Juicio Final (39 page)

14
Confesión

Tanny Brown estuvo escuchando a través de la puerta del apartamento de Cowart. Podía percibir cómo los distantes sonidos del tráfico urbano penetraban en la quietud de la oscuridad y se entremezclaban con el soniquete de un insecto verde que se estrellaba una y otra vez contra la luz del vestíbulo. Se puso manos a la obra en cuanto oyó que en el apartamento adyacente un par de voces subían de volumen entre risas para luego desvanecerse. Por un segundo se preguntó qué clase de broma era ésa. Volvió a escuchar a través de la puerta; del apartamento de Cowart no llegaba ruido alguno. Cogió con suavidad el pomo de la puerta y lo giró levemente hasta que encontró resistencia. Cerrado. Observó el pestillo de la parte superior y comprobó que estaba echado.

Apretó el puño, contrariado. No soportaba la idea de tener que llamar al timbre.

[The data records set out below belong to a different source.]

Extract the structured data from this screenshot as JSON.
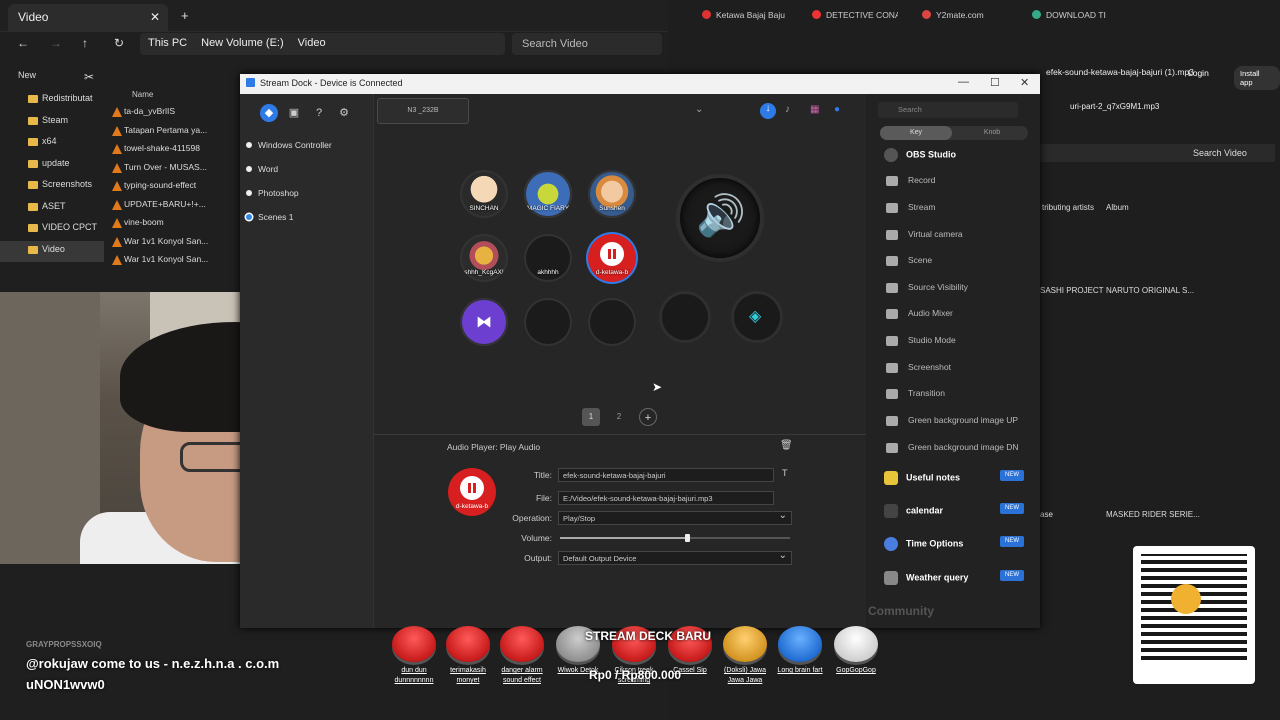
{
  "explorer": {
    "tab": "Video",
    "crumbs": [
      "This PC",
      "New Volume (E:)",
      "Video"
    ],
    "search": "Search Video",
    "new": "New",
    "col_name": "Name",
    "sidebar": [
      "Redistributat",
      "Steam",
      "x64",
      "update",
      "Screenshots",
      "ASET",
      "VIDEO CPCT",
      "Video"
    ],
    "files": [
      "ta-da_yvBrlIS",
      "Tatapan Pertama ya...",
      "towel-shake-411598",
      "Turn Over - MUSAS...",
      "typing-sound-effect",
      "UPDATE+BARU+!+...",
      "vine-boom",
      "War 1v1 Konyol San...",
      "War 1v1 Konyol San..."
    ]
  },
  "chrome": {
    "tabs": [
      "Ketawa Bajaj Baju",
      "DETECTIVE CONA",
      "Y2mate.com",
      "DOWNLOAD TI"
    ],
    "login": "Login",
    "install": "Install app",
    "downloads": [
      "efek-sound-ketawa-bajaj-bajuri (1).mp3",
      "uri-part-2_q7xG9M1.mp3"
    ],
    "search": "Search Video",
    "cols": [
      "tributing artists",
      "Album"
    ],
    "rows": [
      [
        "SASHI PROJECT",
        "NARUTO ORIGINAL S..."
      ],
      [
        "ase",
        "MASKED RIDER SERIE..."
      ]
    ]
  },
  "dock": {
    "title": "Stream Dock - Device is Connected",
    "device": "N3 _232B",
    "profiles": [
      "Windows Controller",
      "Word",
      "Photoshop",
      "Scenes 1"
    ],
    "keys": [
      "SINCHAN",
      "MAGIC FIARY",
      "Sunshen",
      "shhh_KcgAX!",
      "akhhhh",
      "d-ketawa-b"
    ],
    "pages": [
      "1",
      "2",
      "+"
    ],
    "action_header": "Audio Player: Play Audio",
    "props": {
      "title_label": "Title:",
      "title": "efek-sound-ketawa-bajaj-bajuri",
      "file_label": "File:",
      "file": "E:/Video/efek-sound-ketawa-bajaj-bajuri.mp3",
      "op_label": "Operation:",
      "op": "Play/Stop",
      "vol_label": "Volume:",
      "volume": 0.55,
      "out_label": "Output:",
      "output": "Default Output Device"
    },
    "preview_label": "d-ketawa-b",
    "right": {
      "search": "Search",
      "key": "Key",
      "knob": "Knob",
      "section": "OBS Studio",
      "items": [
        "Record",
        "Stream",
        "Virtual camera",
        "Scene",
        "Source Visibility",
        "Audio Mixer",
        "Studio Mode",
        "Screenshot",
        "Transition",
        "Green background image UP",
        "Green background image DN"
      ],
      "cats": [
        "Useful notes",
        "calendar",
        "Time Options",
        "Weather query"
      ],
      "new": "NEW",
      "community": "Community"
    }
  },
  "overlay": {
    "chat_user": "GRAYPROPSSXOIQ",
    "chat_line1": "@rokujaw come to us - n.e.z.h.n.a . c.o.m",
    "chat_line2": "uNON1wvw0",
    "promo": "STREAM DECK BARU",
    "price": "Rp0 / Rp800.000",
    "buttons": [
      "dun dun dunnnnnnnn",
      "terimakasih monyet",
      "danger alarm sound effect",
      "Wiwok Detok",
      "Cikson treek screaming",
      "Cassel Sip",
      "(Doksli) Jawa Jawa Jawa",
      "Long brain fart",
      "GopGopGop"
    ]
  }
}
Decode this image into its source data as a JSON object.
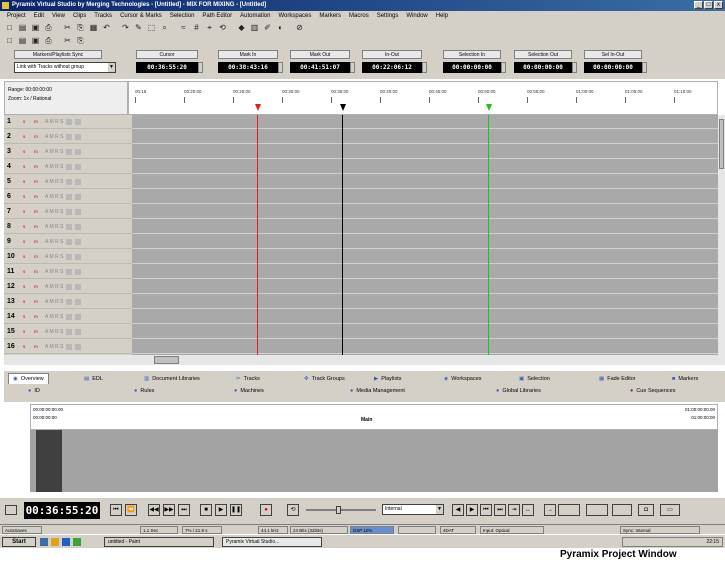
{
  "window": {
    "title": "Pyramix Virtual Studio by Merging Technologies - [Untitled] - MIX FOR MIXING - [Untitled]",
    "controls": [
      "_",
      "□",
      "x"
    ]
  },
  "menubar": [
    "Project",
    "Edit",
    "View",
    "Clips",
    "Tracks",
    "Cursor & Marks",
    "Selection",
    "Path Editor",
    "Automation",
    "Workspaces",
    "Markers",
    "Macros",
    "Settings",
    "Window",
    "Help"
  ],
  "toolbar1_icons": [
    "new-icon",
    "open-icon",
    "save-icon",
    "print-icon",
    "cut-icon",
    "copy-icon",
    "paste-icon",
    "undo-icon",
    "redo-icon",
    "tool-icon",
    "select-icon",
    "zoom-icon",
    "scrub-icon",
    "grid-icon",
    "snap-icon",
    "loop-icon",
    "marker-icon",
    "mix-icon",
    "edit-icon",
    "gain-icon",
    "mute-icon"
  ],
  "toolbar2_icons": [
    "view-icon",
    "track-icon",
    "layer-icon",
    "group-icon",
    "link-icon",
    "help-icon"
  ],
  "fields": {
    "markers": {
      "label": "Markers/Playlists Sync",
      "value": "Link with Tracks without group"
    },
    "cursor": {
      "label": "Cursor",
      "value": "00:36:55:20"
    },
    "mark_in": {
      "label": "Mark In",
      "value": "00:38:43:16"
    },
    "mark_out": {
      "label": "Mark Out",
      "value": "00:41:51:07"
    },
    "in_out": {
      "label": "In-Out",
      "value": "00:22:06:12"
    },
    "selection_in": {
      "label": "Selection In",
      "value": "00:00:00:00"
    },
    "selection_out": {
      "label": "Selection Out",
      "value": "00:00:00:00"
    },
    "sel_in_out": {
      "label": "Sel In-Out",
      "value": "00:00:00:00"
    }
  },
  "ruler": {
    "range_label": "Range: 00:00:00:00",
    "zoom_label": "Zoom: 1x / Rational",
    "ticks": [
      "00:18",
      "00:20:00",
      "00:25:00",
      "00:30:00",
      "00:35:00",
      "00:40:00",
      "00:45:00",
      "00:50:00",
      "00:55:00",
      "01:00:00",
      "01:05:00",
      "01:10:00"
    ]
  },
  "tracks": [
    {
      "n": "1",
      "s": "s",
      "m": "m"
    },
    {
      "n": "2",
      "s": "s",
      "m": "m"
    },
    {
      "n": "3",
      "s": "s",
      "m": "m"
    },
    {
      "n": "4",
      "s": "s",
      "m": "m"
    },
    {
      "n": "5",
      "s": "s",
      "m": "m"
    },
    {
      "n": "6",
      "s": "s",
      "m": "m"
    },
    {
      "n": "7",
      "s": "s",
      "m": "m"
    },
    {
      "n": "8",
      "s": "s",
      "m": "m"
    },
    {
      "n": "9",
      "s": "s",
      "m": "m"
    },
    {
      "n": "10",
      "s": "s",
      "m": "m"
    },
    {
      "n": "11",
      "s": "s",
      "m": "m"
    },
    {
      "n": "12",
      "s": "s",
      "m": "m"
    },
    {
      "n": "13",
      "s": "s",
      "m": "m"
    },
    {
      "n": "14",
      "s": "s",
      "m": "m"
    },
    {
      "n": "15",
      "s": "s",
      "m": "m"
    },
    {
      "n": "16",
      "s": "s",
      "m": "m"
    }
  ],
  "track_flags": "A M R S",
  "tabs": [
    "Overview",
    "EDL",
    "Document Libraries",
    "Tracks",
    "Track Groups",
    "Playlists",
    "Workspaces",
    "Selection",
    "Fade Editor",
    "Markers"
  ],
  "subbar": [
    "ID",
    "Rules",
    "Machines",
    "Media Management",
    "Global Libraries",
    "Cue Sequences"
  ],
  "overview": {
    "left_top": "00:00:00:00.00",
    "left_bot": "00:00:00:00",
    "center": "Main",
    "right_top": "01:00:00:00.00",
    "right_bot": "01:00:00:00"
  },
  "transport": {
    "timecode": "00:36:55:20",
    "sync_mode": "Internal",
    "buttons": [
      "rewind-to-start",
      "fast-rewind",
      "fast-forward",
      "stop",
      "play",
      "pause",
      "record",
      "loop"
    ]
  },
  "status": [
    "AutoSaves",
    "1.1 Sec",
    "7% / 21.9 s",
    "44.1 kHz",
    "24 Bits (32bits)",
    "DSP 10%",
    "",
    "4DAT",
    "Input: Optical",
    "Sync: Internal"
  ],
  "taskbar": {
    "start": "Start",
    "tasks": [
      "untitled - Paint",
      "Pyramix Virtual Studio..."
    ],
    "clock": "22:15"
  },
  "caption": "Pyramix Project Window",
  "colors": {
    "title_bar": "#0a246a",
    "track_area": "#a9a9a9",
    "red_marker": "#e02020",
    "black_marker": "#000000",
    "green_marker": "#20c020",
    "timecode_bg": "#000000"
  }
}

Quería colarse subrepticiamente en el apartamento, como un caco, para sorprender a Cowart y de ese modo sonsacarle la verdad.

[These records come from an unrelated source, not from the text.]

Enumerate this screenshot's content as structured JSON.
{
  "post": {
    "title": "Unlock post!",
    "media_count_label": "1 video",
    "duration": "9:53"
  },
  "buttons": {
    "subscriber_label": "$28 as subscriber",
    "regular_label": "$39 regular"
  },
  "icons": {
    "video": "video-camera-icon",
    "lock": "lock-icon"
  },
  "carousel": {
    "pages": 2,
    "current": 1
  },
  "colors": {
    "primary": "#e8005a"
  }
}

Oyó un sonido metálico a su espalda y, dándose la vuelta, trató de refugiarse bajo una sombra. En un acto reflejo se llevó la mano a la pistolera. Era el ascensor, que subía a otro piso. Distinguió el pequeño haz de luz deslizarse entre las puertas y pasar de largo. Suspiró, preguntándose a qué tanto sobresalto. Fatiga e incertidumbre. Volvió la vista a la puerta, pensando que si alguien le sorprendía de esa guisa, llamaría sin duda a la policía, tomándolo por un intruso con malas intenciones.

«Lo cual es precisamente la verdad», pensó con un toque de humor.

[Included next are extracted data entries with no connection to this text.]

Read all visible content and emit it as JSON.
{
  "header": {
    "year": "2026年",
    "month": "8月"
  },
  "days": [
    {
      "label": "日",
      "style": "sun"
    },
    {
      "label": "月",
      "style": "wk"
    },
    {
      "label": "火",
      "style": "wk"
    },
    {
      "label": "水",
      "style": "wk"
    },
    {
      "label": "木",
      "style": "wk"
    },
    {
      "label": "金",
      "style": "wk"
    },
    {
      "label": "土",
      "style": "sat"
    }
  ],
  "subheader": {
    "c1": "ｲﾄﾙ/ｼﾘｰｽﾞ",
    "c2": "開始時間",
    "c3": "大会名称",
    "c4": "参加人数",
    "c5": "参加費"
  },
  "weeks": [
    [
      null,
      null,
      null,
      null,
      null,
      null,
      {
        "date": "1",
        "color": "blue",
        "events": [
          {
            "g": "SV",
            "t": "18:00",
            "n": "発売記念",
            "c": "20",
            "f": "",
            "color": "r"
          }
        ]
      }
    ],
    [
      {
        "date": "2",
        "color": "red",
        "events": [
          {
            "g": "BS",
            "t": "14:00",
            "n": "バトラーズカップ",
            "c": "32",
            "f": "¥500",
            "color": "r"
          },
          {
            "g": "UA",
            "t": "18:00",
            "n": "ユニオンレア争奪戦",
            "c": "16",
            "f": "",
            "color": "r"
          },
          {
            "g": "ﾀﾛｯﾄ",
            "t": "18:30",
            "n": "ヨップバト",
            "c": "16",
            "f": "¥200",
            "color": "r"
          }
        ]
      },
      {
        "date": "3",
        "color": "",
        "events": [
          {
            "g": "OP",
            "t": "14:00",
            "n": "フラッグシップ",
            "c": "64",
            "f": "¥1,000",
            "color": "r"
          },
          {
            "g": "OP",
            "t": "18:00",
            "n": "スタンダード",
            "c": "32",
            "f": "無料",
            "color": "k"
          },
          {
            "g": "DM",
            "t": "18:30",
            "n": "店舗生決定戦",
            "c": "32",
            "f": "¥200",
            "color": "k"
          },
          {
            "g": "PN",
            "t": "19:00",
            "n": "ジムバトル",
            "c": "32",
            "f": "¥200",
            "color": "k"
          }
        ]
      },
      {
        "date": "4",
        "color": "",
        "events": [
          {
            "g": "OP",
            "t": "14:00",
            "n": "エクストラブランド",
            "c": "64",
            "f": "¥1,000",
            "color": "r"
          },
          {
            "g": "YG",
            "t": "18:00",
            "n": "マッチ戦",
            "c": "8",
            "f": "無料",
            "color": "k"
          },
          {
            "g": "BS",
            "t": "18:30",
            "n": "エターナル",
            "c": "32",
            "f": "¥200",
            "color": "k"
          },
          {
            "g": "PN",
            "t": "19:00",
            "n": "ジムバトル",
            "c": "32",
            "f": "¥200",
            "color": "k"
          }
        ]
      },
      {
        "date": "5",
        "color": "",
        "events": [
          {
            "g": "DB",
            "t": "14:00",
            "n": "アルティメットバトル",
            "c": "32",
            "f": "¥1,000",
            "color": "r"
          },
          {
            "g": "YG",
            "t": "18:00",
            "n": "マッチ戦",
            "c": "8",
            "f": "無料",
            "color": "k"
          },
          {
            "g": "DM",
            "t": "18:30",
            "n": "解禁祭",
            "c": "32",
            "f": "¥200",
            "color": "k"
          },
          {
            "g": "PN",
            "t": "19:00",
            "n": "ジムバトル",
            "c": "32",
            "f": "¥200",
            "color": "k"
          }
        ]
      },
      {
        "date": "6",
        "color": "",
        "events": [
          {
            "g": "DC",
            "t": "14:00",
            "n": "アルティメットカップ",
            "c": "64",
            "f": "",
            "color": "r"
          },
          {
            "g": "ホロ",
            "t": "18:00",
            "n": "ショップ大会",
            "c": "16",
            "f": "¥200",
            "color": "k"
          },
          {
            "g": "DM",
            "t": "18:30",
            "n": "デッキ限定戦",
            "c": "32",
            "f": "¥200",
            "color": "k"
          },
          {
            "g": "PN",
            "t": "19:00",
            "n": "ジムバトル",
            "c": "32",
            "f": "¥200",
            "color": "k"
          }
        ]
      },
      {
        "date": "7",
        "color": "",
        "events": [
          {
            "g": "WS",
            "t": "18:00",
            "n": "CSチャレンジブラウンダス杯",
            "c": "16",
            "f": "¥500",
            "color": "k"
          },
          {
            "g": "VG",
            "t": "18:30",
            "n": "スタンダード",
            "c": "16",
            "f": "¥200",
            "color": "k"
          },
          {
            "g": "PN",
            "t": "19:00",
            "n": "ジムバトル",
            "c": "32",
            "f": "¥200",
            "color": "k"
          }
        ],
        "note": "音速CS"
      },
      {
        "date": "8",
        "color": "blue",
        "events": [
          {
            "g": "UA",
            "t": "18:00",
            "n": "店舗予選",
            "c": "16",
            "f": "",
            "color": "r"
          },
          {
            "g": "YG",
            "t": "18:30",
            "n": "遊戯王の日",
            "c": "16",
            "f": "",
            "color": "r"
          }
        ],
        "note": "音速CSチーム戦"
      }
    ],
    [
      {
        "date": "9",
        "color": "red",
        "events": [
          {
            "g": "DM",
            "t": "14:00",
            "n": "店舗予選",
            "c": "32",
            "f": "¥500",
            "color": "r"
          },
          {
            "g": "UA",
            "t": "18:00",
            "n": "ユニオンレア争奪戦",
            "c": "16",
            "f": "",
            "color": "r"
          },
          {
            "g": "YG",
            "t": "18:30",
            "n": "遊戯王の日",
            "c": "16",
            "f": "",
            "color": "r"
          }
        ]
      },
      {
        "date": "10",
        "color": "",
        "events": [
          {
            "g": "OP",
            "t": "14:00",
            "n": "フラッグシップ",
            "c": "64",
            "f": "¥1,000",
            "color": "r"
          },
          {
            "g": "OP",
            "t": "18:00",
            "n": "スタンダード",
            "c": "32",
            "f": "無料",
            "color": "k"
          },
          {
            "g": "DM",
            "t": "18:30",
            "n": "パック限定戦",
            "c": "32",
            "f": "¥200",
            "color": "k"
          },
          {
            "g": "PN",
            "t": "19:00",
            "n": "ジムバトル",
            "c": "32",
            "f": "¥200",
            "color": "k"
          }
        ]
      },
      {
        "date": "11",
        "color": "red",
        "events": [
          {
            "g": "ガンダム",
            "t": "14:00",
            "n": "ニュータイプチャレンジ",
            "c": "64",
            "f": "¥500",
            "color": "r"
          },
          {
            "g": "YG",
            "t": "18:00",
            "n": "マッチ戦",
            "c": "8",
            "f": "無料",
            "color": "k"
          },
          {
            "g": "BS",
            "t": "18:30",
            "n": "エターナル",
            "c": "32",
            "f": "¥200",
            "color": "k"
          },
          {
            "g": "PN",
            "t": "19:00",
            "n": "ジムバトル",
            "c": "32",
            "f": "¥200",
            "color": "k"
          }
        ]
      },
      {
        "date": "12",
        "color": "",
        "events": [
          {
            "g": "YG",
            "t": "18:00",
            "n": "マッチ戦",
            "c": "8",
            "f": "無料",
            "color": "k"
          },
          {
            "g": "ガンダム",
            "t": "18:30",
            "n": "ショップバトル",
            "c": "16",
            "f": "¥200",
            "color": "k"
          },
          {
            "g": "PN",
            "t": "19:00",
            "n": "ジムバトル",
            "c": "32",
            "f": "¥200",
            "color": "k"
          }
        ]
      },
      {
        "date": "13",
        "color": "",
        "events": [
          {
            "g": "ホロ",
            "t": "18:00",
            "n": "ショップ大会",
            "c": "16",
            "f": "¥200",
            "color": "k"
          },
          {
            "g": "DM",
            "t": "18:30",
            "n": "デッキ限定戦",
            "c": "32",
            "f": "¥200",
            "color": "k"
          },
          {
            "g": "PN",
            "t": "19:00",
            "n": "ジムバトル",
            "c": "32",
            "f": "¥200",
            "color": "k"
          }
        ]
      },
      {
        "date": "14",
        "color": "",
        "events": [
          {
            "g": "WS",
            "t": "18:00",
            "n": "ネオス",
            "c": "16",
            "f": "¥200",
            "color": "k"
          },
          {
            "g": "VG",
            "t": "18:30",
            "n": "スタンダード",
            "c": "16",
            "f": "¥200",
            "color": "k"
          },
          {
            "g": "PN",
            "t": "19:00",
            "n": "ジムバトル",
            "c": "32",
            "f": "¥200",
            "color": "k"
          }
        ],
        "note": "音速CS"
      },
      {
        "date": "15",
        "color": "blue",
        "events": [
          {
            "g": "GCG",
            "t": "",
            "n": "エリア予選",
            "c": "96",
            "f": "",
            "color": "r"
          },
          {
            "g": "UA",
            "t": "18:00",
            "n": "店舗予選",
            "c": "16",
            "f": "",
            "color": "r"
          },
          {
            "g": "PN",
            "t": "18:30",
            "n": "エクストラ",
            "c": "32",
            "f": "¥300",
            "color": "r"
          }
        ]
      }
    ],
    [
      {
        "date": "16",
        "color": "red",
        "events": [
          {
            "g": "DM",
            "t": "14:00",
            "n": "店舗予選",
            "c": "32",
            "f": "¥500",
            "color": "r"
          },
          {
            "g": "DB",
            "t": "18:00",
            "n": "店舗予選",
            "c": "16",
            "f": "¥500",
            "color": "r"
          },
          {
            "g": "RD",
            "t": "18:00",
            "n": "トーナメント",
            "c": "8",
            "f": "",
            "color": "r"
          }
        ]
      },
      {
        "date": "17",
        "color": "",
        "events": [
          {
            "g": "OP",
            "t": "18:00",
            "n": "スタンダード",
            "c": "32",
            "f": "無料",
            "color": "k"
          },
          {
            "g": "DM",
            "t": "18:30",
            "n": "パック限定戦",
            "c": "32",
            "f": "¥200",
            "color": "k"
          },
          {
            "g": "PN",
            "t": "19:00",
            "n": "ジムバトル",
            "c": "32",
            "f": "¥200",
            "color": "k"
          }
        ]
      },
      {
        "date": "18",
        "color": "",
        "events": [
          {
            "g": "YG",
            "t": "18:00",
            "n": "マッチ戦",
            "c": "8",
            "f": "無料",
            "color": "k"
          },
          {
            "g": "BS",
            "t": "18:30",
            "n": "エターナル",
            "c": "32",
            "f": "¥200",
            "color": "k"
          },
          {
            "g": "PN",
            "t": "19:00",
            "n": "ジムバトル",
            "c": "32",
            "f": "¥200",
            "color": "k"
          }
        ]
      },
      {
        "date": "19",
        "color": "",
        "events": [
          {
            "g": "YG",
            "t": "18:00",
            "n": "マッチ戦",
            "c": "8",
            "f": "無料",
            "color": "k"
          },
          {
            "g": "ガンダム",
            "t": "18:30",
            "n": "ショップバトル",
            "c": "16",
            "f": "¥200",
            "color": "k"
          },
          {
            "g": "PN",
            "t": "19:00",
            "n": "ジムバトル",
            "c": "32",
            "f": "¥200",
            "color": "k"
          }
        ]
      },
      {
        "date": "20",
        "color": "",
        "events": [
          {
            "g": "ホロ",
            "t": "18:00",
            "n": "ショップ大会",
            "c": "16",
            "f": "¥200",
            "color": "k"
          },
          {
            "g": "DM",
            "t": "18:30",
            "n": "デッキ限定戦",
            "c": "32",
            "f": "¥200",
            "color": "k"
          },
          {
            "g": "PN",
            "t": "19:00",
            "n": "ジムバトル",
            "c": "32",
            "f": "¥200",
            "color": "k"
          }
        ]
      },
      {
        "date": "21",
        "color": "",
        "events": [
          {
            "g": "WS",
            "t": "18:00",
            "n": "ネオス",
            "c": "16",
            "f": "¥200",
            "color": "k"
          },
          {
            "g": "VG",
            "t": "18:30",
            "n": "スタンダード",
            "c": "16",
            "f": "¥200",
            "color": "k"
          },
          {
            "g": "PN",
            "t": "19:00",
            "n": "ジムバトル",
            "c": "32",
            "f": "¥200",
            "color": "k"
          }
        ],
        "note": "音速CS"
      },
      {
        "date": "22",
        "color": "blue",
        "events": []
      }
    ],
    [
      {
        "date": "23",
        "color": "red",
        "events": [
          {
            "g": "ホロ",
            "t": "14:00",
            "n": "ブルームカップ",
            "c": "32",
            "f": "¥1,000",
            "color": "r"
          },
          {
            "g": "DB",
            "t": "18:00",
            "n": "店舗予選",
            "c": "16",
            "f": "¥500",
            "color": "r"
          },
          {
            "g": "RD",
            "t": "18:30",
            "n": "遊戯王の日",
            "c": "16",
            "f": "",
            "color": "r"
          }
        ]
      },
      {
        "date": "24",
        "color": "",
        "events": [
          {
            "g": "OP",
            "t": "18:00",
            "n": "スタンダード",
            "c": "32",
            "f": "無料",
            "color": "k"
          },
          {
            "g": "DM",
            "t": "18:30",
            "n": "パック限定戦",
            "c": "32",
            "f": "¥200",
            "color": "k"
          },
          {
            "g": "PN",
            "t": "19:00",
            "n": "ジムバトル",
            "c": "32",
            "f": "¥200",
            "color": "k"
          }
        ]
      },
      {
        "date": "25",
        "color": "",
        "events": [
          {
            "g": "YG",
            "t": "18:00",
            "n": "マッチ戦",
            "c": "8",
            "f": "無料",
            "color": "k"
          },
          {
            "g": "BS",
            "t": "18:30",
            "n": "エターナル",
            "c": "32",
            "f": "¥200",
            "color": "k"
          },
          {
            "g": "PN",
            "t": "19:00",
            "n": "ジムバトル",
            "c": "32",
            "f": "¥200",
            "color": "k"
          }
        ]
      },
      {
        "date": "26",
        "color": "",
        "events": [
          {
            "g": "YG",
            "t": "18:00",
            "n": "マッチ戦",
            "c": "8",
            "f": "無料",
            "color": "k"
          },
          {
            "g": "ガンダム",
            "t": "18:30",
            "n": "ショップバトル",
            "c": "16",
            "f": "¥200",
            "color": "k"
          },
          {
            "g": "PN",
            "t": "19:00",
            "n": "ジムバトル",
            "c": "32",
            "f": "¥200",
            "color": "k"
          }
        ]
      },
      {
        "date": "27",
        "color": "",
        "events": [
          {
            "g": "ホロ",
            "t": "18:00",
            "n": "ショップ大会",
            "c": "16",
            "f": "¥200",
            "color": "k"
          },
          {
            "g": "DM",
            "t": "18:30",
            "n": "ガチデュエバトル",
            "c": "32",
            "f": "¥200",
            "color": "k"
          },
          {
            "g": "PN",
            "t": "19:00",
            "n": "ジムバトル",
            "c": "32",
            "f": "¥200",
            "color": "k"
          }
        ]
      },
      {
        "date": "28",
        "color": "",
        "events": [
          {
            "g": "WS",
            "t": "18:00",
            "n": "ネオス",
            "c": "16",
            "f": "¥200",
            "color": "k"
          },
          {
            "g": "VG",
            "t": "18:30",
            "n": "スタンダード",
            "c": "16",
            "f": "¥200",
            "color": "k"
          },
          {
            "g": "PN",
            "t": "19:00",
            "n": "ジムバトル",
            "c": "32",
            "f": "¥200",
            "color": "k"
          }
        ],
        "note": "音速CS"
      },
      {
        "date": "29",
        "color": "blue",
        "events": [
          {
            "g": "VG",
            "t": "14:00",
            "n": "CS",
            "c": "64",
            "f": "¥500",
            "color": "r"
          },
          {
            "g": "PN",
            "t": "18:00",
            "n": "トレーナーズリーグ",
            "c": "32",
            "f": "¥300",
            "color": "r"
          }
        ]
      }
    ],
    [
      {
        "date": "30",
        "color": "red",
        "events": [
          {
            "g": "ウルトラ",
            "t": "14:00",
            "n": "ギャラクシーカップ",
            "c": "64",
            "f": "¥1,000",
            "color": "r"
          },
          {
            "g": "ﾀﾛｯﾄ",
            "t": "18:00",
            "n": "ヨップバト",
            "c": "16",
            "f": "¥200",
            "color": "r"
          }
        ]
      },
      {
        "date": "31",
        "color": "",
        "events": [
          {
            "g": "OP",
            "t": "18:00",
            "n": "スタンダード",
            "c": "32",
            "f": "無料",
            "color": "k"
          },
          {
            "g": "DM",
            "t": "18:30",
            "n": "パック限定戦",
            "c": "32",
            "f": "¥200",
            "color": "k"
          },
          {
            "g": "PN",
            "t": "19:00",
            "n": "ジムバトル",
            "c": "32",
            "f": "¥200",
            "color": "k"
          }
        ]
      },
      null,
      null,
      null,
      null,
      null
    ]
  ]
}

Brown respiró hondo, sacudió la cabeza para despejarse y se concentró en su propósito. Notó el latir del odio en las sienes y de pronto se enfureció y empezó a aporrear la puerta.

Cowart se encontraba sentado en el suelo con las piernas cruzadas en medio de los restos de su apartamento. Al oír el estallido de aquellos golpes como disparos de pistola, su primer pensamiento fue permanecer inmóvil como un ciervo cegado por un faro; el segundo fue protegerse y esconderse. Lo que hizo, sin embargo, fue levantarse y dirigirse con paso inseguro en la dirección del estruendo.

Cogió aire y preguntó:

—¿Quién está ahí?

«Soy el señor Problemas», pensó Brown, y dijo:

—Teniente Tanny Brown. Quiero hablar con usted. —Hubo un momento de silencio—. ¡Abra!

A Cowart le entraron ganas de soltar una carcajada. Abrió la puerta y asomó la cabeza.

—Todo el mundo quiere hablar conmigo hoy. Pensaba que sería otro de esos capullos de la tele.

—Pues no, soy yo.

—Pero apuesto a que las preguntas serán las mismas —dijo Cowart—. ¿Cómo me ha encontrado? No figuro en la guía y el redactor jefe nunca le daría mi dirección.

—No ha sido difícil. Usted me dio su número de teléfono cuando intentaba sacar a Bobby Earl de la prisión. Bastó con llamar a la compañía telefónica y decirles que era un asunto de la policía.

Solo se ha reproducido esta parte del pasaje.